The list of companies associated with artificial intelligence (AI) is growing quickly. While some of these newcomers are loosely associated with AI, others have a strong connection.

One that belongs in the conversation is Cloudflare (NET 1.44%) Its large data center footprint is something that nearly all companies with AI workloads can benefit from. But is Cloudflare a solid investment right now? Let's find out.

Cloudflare has a wide variety of offerings for customers

Cloudflare's original purpose was a content delivery network (CDN), which places information closer to the end user on the internet. If a website is based in the U.S., but someone wants to access it in India, it takes a long time for that information to travel the globe. (A long time in this instance might be seconds -- but that could cause problems for some uses.)

However, Cloudflare has strategically placed data centers in over 300 cities and 120 countries to put this content as close as possible to the end user, speeding up the process.

When companies choose to host on Cloudflare, it provides them with top-notch cybersecurity. Instead of everyone with a website needing their own security solution, hosting on Cloudflare centralizes the protection. This allows the company to develop and maintain protection better than most, making it a logical choice.

Its data centers can also be used for another purpose: generative AI. When running a generative AI program, you're once again limited by the proximity of the generative AI server. With Cloudflare, you can run the tasks on its networks, improving the model's efficiency with best-in-class cybersecurity.

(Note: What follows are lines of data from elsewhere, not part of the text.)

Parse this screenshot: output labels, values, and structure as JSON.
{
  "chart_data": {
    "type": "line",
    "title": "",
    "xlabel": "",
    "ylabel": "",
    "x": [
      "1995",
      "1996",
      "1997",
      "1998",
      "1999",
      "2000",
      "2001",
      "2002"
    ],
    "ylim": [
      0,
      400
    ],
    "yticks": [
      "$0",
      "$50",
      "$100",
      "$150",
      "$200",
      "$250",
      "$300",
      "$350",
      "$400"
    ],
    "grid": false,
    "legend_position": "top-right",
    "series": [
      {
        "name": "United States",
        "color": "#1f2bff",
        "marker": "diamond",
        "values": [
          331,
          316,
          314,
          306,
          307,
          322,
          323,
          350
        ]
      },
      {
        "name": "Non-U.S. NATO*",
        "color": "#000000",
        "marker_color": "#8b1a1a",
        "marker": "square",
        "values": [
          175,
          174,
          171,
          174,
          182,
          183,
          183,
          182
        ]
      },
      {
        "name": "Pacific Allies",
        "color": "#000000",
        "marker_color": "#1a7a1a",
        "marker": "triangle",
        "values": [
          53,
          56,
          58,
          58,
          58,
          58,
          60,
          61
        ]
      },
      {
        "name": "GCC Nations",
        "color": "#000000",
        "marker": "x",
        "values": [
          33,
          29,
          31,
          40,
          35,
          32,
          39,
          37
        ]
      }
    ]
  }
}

Cloudflare is a great way to invest in a branch of cloud computing, an industry that's expected to grow significantly over the next decade. But does it make sense to buy the stock now?

The stock would still be expensive even if it achieved its targets

It shouldn't surprise investors that a company like Cloudflare has a fair bit of hype around it. After all, its revenue grew 32% year over year in the third quarter, and it added nearly 30,000 customers over the past year, bringing its total to more than 182,000. Of that number, more than 2,500 pay $100,000 or more annually, up from 1,908 last year.

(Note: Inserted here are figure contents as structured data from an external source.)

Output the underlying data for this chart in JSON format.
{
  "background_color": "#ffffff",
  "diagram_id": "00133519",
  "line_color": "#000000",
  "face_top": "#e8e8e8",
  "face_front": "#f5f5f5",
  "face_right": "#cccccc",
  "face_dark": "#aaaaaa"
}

This all comes at a price, and Cloudflare's stock is highly valued.

NET PS Ratio Chart

NET PS ratio data by YCharts; PS = price to sales.

At 21 times sales, Cloudflare fetches a hefty premium to many of its tech peers. But is that warranted?

Cloudflare's long-term model projects an operating margin of 20% or more. If it could snap its fingers and achieve that with a tax rate of 20%, plus grow by 30% over the next three years, Cloudflare would produce hypothetical earnings of $425 million per year.

If you divide its current market cap ($26 billion) by that figure, you will get a forward price-to-earnings (P/E) ratio based on three-year projections. That comes out to 61 times earnings, which is a very expensive price to pay now, let alone for a company that must optimize its expenses and grow substantially for three years to achieve it.

Cloudflare could have multiple great periods over the next few years and succeed as a business, but the stock might not go anywhere due to the extremely high expectations already built into it.